Dacos
Au gravail ! Au gravail ! Pas une pinute à merdre !

dimanche 14 octobre 2012

Sacré bonhomme. Je me souviens de notre première rencontre, c’était en 1973 ou en 1974, j’étais à l’époque au Cabinet des Estampes, encore étudiant. il venait de recevoir le Prix de la Ville de Liège, il rentrait de Méthamis, il avait postulé pour succéder à Georges Comhaire à l’académie. Je connaissais son nom, j’avais déjà vu une de ses gravures. J’ai découvert l’homme. Déjà à cette époque, il ne parlait, ne pensait, ne vivait que par la gravure. Sans concession.
Nous nous sommes retrouvés à l’académie. Dans son atelier. Je n’avais pas besoin de connaître son horaire de professeur. Le connaissait-il lui-même ? Dacos était toujours là. Ou presque. Je le taquinais souvent : « T’es cô là ti, Dacos ? ». Je crois bien que si je lui avais demandé de m’aider à résoudre un problème d’impression, il aurait pu venir à quatre heures du matin un jour de vacances si cela avait été nécessaire. Toujours disponible.
Enseigner la gravure, faire partager sa passion n’a pas toujours été facile, les inscriptions dans l’option gravure ne se bousculaient pas. Un euphémisme. Pourtant, jamais il n’a baissé les bras, multipliant les expositions, créant la Poupée d’encre, les Biennales de gravure, les stages pendant les vacances à Liège ou à l’étranger, participant à la création de notre dépôt d’estampes ici à Wégimont, débordant d’imagination pour montrer et promouvoir la gravure.
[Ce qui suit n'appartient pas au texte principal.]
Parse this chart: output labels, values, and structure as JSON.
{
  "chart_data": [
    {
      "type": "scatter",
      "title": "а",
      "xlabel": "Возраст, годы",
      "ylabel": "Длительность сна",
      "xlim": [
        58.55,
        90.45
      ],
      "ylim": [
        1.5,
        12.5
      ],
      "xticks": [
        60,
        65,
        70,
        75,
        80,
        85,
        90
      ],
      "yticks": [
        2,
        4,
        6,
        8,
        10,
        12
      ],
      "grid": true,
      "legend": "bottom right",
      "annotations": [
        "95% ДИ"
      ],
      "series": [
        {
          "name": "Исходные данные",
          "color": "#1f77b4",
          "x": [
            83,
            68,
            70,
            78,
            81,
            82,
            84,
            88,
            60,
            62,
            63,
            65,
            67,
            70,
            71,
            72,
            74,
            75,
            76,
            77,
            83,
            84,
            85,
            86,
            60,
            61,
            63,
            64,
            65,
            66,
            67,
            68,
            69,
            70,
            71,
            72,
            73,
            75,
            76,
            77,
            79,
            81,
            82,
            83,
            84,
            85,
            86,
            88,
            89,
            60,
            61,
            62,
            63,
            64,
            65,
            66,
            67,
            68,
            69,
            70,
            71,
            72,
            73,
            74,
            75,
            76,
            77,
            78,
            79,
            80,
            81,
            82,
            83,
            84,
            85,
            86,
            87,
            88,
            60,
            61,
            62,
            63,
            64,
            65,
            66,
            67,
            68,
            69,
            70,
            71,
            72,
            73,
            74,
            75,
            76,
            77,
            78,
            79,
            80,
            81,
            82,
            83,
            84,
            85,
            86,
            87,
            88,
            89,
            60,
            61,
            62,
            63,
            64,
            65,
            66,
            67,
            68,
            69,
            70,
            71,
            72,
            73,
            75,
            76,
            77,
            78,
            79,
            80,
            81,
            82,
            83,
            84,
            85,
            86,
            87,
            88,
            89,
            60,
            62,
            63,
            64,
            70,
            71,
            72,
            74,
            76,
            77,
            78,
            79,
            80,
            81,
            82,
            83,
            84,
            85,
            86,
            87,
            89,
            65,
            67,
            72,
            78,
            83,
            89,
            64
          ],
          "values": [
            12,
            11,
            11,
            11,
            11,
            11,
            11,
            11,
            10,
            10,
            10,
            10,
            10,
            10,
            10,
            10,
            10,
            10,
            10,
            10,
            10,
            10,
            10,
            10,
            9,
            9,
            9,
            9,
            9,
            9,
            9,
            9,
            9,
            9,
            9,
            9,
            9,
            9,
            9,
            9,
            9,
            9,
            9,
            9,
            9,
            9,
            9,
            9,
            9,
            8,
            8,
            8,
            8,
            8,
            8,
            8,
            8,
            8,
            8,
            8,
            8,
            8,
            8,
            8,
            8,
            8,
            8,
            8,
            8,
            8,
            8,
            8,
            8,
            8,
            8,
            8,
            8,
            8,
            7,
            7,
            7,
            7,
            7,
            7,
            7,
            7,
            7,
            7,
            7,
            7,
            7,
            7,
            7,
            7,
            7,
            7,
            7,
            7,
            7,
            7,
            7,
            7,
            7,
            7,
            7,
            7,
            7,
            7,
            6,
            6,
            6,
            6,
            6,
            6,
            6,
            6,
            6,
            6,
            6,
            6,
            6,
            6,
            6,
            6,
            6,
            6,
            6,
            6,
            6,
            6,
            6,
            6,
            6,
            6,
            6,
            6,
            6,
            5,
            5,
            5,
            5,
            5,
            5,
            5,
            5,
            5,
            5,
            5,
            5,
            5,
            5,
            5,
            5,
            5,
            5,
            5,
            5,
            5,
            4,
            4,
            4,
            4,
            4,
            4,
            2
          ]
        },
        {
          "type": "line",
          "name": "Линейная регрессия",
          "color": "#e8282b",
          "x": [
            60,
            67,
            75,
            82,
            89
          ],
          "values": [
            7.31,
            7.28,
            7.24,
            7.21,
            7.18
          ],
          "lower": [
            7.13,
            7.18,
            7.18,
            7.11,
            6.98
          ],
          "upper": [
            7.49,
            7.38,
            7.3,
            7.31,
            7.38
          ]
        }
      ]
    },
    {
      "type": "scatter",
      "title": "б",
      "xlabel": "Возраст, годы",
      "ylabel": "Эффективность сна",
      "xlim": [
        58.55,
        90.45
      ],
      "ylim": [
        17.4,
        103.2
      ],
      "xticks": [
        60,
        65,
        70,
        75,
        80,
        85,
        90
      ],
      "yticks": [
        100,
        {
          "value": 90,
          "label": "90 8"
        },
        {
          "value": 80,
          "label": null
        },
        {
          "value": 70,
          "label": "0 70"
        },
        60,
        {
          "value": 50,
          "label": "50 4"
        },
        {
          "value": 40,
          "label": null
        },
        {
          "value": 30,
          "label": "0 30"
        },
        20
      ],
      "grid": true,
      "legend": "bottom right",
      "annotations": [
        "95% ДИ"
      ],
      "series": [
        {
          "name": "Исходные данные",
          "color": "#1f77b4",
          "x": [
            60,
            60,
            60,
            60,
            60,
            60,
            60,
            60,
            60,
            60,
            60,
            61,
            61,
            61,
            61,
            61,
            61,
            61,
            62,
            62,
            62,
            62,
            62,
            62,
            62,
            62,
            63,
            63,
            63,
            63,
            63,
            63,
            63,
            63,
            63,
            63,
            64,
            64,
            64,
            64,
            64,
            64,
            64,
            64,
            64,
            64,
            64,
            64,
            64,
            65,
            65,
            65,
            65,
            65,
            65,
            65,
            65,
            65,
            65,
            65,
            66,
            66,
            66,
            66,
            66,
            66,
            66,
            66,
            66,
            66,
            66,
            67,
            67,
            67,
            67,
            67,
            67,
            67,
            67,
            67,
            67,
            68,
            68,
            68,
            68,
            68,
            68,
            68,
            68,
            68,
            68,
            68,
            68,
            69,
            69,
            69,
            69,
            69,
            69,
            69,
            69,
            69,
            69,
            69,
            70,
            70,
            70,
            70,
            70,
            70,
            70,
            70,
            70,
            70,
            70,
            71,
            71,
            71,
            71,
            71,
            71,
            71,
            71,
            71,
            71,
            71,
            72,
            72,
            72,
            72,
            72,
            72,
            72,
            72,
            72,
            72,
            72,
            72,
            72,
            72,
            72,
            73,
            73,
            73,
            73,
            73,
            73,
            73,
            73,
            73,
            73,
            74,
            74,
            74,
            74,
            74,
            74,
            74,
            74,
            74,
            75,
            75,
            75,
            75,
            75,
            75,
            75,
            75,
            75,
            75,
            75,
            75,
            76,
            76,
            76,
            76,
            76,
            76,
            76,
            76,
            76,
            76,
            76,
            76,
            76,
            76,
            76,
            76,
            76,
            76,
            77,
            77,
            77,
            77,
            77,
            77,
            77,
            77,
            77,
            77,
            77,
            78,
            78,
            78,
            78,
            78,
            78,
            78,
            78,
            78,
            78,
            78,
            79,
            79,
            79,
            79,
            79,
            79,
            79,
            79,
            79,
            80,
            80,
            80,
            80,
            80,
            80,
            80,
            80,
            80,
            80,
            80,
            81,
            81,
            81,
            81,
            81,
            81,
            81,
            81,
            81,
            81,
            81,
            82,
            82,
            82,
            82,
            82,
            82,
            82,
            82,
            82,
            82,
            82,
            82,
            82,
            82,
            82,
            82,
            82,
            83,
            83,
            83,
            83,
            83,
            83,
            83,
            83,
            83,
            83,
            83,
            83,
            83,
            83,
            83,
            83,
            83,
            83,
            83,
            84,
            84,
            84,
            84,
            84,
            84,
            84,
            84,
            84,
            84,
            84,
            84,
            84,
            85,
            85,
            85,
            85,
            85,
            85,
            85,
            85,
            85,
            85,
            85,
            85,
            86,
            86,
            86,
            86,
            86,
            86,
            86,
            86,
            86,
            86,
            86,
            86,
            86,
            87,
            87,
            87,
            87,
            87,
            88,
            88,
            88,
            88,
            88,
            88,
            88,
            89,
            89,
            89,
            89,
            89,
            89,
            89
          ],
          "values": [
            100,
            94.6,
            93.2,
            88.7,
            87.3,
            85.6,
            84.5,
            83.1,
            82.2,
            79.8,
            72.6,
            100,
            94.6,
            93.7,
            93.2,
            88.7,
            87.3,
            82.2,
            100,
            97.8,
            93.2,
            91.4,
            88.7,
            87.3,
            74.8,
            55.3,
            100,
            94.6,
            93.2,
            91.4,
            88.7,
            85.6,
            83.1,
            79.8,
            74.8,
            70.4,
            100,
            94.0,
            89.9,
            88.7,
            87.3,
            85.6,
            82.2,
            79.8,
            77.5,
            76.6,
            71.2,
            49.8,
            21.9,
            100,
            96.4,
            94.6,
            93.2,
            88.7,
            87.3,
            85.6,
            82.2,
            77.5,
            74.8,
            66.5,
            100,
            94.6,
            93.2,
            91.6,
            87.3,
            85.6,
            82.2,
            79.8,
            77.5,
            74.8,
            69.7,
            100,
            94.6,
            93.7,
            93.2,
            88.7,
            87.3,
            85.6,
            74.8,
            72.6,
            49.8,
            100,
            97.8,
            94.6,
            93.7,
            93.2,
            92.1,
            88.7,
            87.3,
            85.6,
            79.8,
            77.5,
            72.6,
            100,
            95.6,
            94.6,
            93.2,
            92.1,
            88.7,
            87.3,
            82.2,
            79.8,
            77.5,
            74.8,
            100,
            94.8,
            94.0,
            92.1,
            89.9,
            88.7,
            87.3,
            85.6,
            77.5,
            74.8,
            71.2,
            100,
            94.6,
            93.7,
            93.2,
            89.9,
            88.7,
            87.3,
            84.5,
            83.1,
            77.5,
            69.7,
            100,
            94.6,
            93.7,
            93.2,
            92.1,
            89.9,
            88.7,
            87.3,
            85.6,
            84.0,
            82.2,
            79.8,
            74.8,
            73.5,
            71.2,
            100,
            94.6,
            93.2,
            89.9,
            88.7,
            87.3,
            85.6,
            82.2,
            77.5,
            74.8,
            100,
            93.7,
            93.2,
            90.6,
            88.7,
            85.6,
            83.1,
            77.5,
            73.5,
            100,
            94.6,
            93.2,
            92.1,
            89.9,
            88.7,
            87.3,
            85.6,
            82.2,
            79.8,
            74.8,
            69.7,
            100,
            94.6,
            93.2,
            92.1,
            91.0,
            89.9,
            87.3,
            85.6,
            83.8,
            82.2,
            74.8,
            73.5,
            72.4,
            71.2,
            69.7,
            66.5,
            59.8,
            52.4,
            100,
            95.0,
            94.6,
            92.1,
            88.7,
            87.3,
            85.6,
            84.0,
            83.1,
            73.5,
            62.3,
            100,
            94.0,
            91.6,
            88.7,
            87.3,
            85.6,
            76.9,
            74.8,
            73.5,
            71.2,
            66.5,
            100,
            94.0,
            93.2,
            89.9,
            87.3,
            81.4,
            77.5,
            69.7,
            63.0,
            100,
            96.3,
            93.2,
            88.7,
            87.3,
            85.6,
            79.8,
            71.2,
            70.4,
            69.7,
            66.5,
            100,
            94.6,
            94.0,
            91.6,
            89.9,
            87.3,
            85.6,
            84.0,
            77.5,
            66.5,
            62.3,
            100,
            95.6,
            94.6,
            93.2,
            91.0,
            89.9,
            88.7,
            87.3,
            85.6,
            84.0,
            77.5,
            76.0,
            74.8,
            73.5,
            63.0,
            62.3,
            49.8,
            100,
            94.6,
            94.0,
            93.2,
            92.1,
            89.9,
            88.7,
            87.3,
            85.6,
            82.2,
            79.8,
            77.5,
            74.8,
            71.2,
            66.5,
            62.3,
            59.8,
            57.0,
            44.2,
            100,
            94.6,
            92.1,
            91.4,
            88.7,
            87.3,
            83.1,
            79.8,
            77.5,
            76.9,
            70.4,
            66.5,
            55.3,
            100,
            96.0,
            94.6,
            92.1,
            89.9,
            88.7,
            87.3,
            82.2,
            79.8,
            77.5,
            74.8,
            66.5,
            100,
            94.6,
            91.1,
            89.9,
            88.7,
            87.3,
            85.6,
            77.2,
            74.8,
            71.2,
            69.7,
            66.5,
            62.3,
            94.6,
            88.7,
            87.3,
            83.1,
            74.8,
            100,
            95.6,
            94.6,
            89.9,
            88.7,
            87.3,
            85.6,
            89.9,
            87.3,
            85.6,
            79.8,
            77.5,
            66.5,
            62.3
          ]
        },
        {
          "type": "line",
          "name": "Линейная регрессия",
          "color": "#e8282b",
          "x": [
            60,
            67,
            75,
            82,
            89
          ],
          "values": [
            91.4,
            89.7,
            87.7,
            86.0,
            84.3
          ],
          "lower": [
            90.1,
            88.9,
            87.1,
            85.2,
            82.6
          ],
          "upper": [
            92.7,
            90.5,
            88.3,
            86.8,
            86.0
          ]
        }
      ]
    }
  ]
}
Entier.
Formé comme instituteur, il avait conservé du métier l’exigence du terme juste, le goût et le plaisir des mots, préférant un dictionnaire historique de la langue française ou un recueil de poésie à tous les romans, fussent-ils policiers : « Hé, Delaite l’historien de l’art, tu sais d’où vient le mot limoger ? ». Narquois.
C’était aussi un formidable râleur. Évidemment. Il aimait bousculer. il savait aussi quelquefois être de mauvaise foi. Ses jugements étaient souvent sans appel. Et pour critiquer un travail qu’il n’appréciait pas, l’oeil pétillant : « Ne regarde pas ça, tu vas t’abîmer les yeux ! ». Espiègle.
Dacos était infatigable, infaillible et d’une ténacité à toute épreuve lorsqu’il s’agissait de rappeler une échéance, de faire connaître une exposition, un appel à candidatures, une presse à vendre, une référence ou un format de papier, l’adresse d’un fournisseur ou le mail d’un graveur : son « Palm » puis son « Blackberry » à portée de main dans une de ses innombrables poches. Et s’il n’avait pas -sur le moment la réponse à une question, même sur la manière de cuisiner les lentilles vertes du Puy, on la recevait quelques heures plus tard par courriel. Toujours.
Écrire qu’il va me manquer, c’est vraiment très peu dire.